How to interpolate between two surveys • wbpip

This vignette explains how to calculate poverty statistics for a common request year for which survey data is not available. Specifically the vignette shows how to interpolate between two surveys from the same country.

library(wbpip)

Load and clean data

We start off by loading two of the example datasets included in wbpip.

# Load datasets
data('md_ABC_2000_income')
data('md_ABC_2010_income')

We need to clean the datasets to ensure that there aren’t any missing values, and that the welfare values are sorted properly.

# Clean datasets 
dl <- list(md_ABC_2000_income, md_ABC_2010_income)
dl <- lapply(dl, function(df) {
  wbpip:::md_clean_data(df, welfare = 'welfare', weight = 'weight')$data
})
#> ℹ Data has been sorted by variable "welfare"
#> ℹ 30 NA values in variable "welfare" were dropped
#> ℹ Data has been sorted by variable "welfare"

Calculate survey means

We then calculate the weighted mean for both surveys. Note that welfare values for each survey are given in local currency units so we add _lcu as a suffix to the vector. This is helpful to distinguish these values from other conversions later on.

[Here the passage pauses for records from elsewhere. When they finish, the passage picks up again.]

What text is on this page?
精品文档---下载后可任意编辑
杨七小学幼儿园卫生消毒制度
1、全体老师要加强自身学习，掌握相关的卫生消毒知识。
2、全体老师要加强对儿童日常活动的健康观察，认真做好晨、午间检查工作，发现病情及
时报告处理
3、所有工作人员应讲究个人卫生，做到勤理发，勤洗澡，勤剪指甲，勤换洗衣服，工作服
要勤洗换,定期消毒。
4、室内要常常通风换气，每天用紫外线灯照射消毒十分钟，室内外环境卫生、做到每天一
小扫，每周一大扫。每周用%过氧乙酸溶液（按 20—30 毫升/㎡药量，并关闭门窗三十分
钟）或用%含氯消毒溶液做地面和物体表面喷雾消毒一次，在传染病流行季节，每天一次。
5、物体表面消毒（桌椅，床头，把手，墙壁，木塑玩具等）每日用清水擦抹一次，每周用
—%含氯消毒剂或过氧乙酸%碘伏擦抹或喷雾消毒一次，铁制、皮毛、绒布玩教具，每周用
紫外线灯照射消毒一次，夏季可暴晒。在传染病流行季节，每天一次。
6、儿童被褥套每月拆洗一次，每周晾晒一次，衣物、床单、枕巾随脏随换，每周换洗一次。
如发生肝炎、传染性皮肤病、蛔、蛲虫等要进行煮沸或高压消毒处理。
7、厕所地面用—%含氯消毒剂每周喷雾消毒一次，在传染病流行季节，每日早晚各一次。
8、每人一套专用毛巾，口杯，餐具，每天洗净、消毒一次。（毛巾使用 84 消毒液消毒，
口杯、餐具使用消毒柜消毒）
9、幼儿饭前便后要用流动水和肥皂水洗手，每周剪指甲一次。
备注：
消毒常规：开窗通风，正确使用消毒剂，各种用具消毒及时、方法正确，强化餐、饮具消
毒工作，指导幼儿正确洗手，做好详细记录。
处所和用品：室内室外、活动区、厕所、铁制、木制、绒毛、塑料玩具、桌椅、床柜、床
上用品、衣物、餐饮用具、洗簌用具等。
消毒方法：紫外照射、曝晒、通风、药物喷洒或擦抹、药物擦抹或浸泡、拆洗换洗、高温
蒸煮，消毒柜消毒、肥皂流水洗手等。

# Calculate survey mean (in local currency units)
svy_mean_lcu <- vapply(dl, FUN.VALUE = numeric(1), function(df) {
  weighted.mean(df$welfare, df$weight)
})
print(svy_mean_lcu)
#> [1] 3436146 7186782

These survey means might look like they are very large, but that is because the underlying welfare values are reported in yearly values. Since international poverty lines are reported in (international) dollars per day, the survey mean also needs to be converted to daily values.

# Convert to daily values 
svy_mean_lcu <- svy_mean_lcu / 365

Convert to PPP-adjusted dollars

In order for poverty statistics to be comparable over time and across countries we also need to make sure that the survey means are adjusted to take different price levels into account. This can be done by converting them into purchasing power parity (PPP) adjusted dollars.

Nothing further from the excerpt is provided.